As I handed him his coffee, I commented that I might have stolen a sip if it had been mocha.  He laughed and we began a conversation that lasted all the way from Chicago O-Hare to Bush Intercontinental.  He was one of the top sales people for a large software company in Houston, and I was the third pastor he sat next to on a flight in the previous two weeks.  Maybe God was trying to say something to him, he wondered.  His wife who was 7 months pregnant with their first child was Catholic and he was raised by a Catholic mom and a Unitarian dad.  That introduction led us to a lively discussion about the role of faith in the life of a child, and in his life, and in society in general.

He finally confronted me with a snicker; he and I were really in the same business … sales … and that the bottom line was we both had to be master schmoozers and manipulators.  He understood why he did it – to sell his company’s product and to ultimately support his family.  But, why did it really make a difference to me whether he had faith in God or not?
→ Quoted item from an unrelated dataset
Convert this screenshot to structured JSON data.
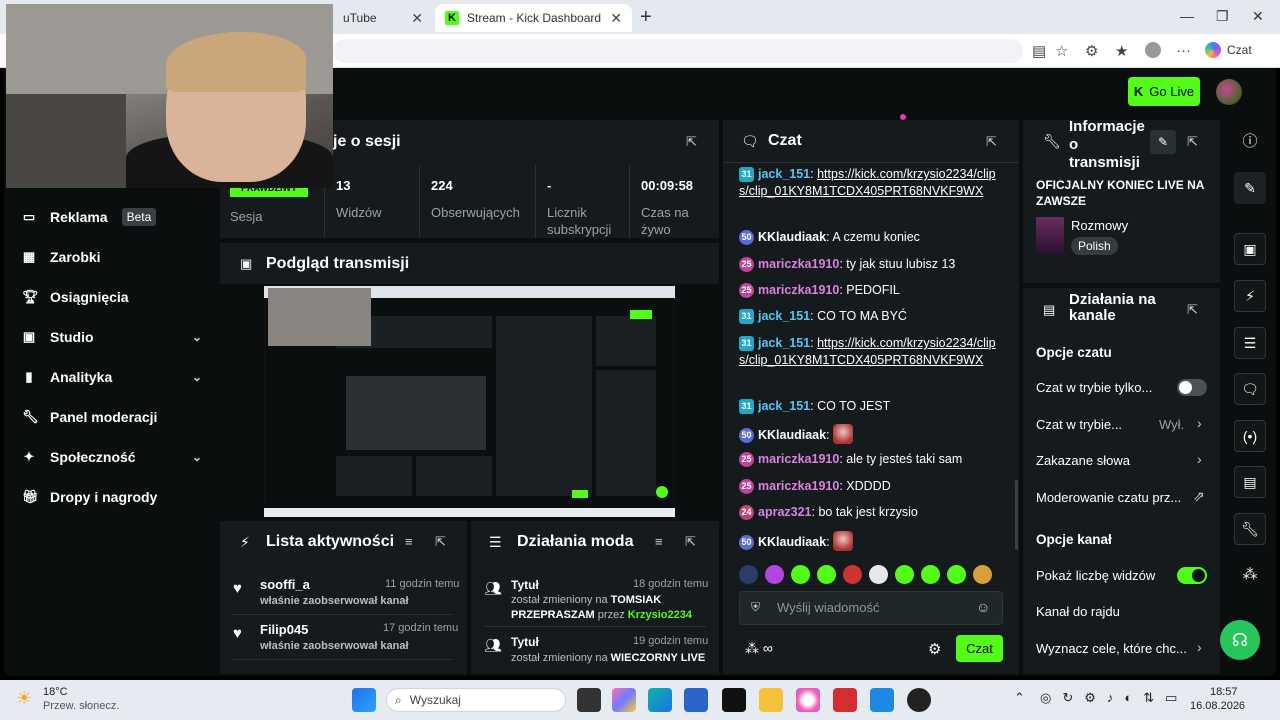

Gee, nothing like getting to the point.  Why does it matter to me?  I thought about that question for weeks afterwards.  Why does it matter?  Why do evangelism?  Isn’t it really just sales?  And isn’t this one of the real struggles Presbyterians have with evangelism?  We consider it to be little more than sales and marketing.  And who wants to be a sleazy schmoozer or manipulator?

If we are going to take our vision 2010 seriously … growing congregations that passionately engage their community to make disciples … we will need to grapple seriously with that question.  Why does it matter to us whether our community has faith in Christ or not?

If our primary answer has to do with the survival of our particular congregation or denomination, our style of worship or our great Sunday School, then perhaps we are only marketing, because these things are ultimately self-centered.  Evangelism has to be Kingdom-centered, not congregation-centered or pastor-centered or, even, denomination-centered.  For me, personally, evangelism is about the Kingdom of God being at our doorstep.  It’s about a glorious future which already exists in Christ.  It’s about moving from a self-centered society filled with “to each his own” and “there’s no such thing as a free lunch” to a God-centered world filled with compassion, hospitality, generosity, and prosperity.  Can you catch a glimpse of that life?  It’s what Jesus refers to as the Kingdom of God coming “on earth as it is in heaven.”  That’s the answer I gave the young Chicagoan on the plane to Houston.

I told my seat-mate that even in the short time we’ve been talking, I have already grown to care about him and his family.  I believe that having a faith that’s centered on Christ will influence his family in ways far greater than we can begin to imagine.  More than just “doing good,” a Christian life is living each day deeply connected with pure goodness.  It may not bring them riches or guarantee them health, but it will bring them a deep peace and joy.  I want that for them, not me.  That’s the difference between what I do and what he does; if there’s a flavor of manipulation or sales, it’s not my intent.  I, personally, gain nothing.  And as we de-planed I realized, I didn’t even know his name.

I had a sense when we left that I was one of a string of people God would use in this man’s life over the next few months and years.  And, I even had a sense that one day God would be using him not only to challenge people like me about the purpose of sharing our faith, but in even greater ways.  He’d make a great new church planter one day.  I continue to pray for him and his family. Yes, God was with us both that day.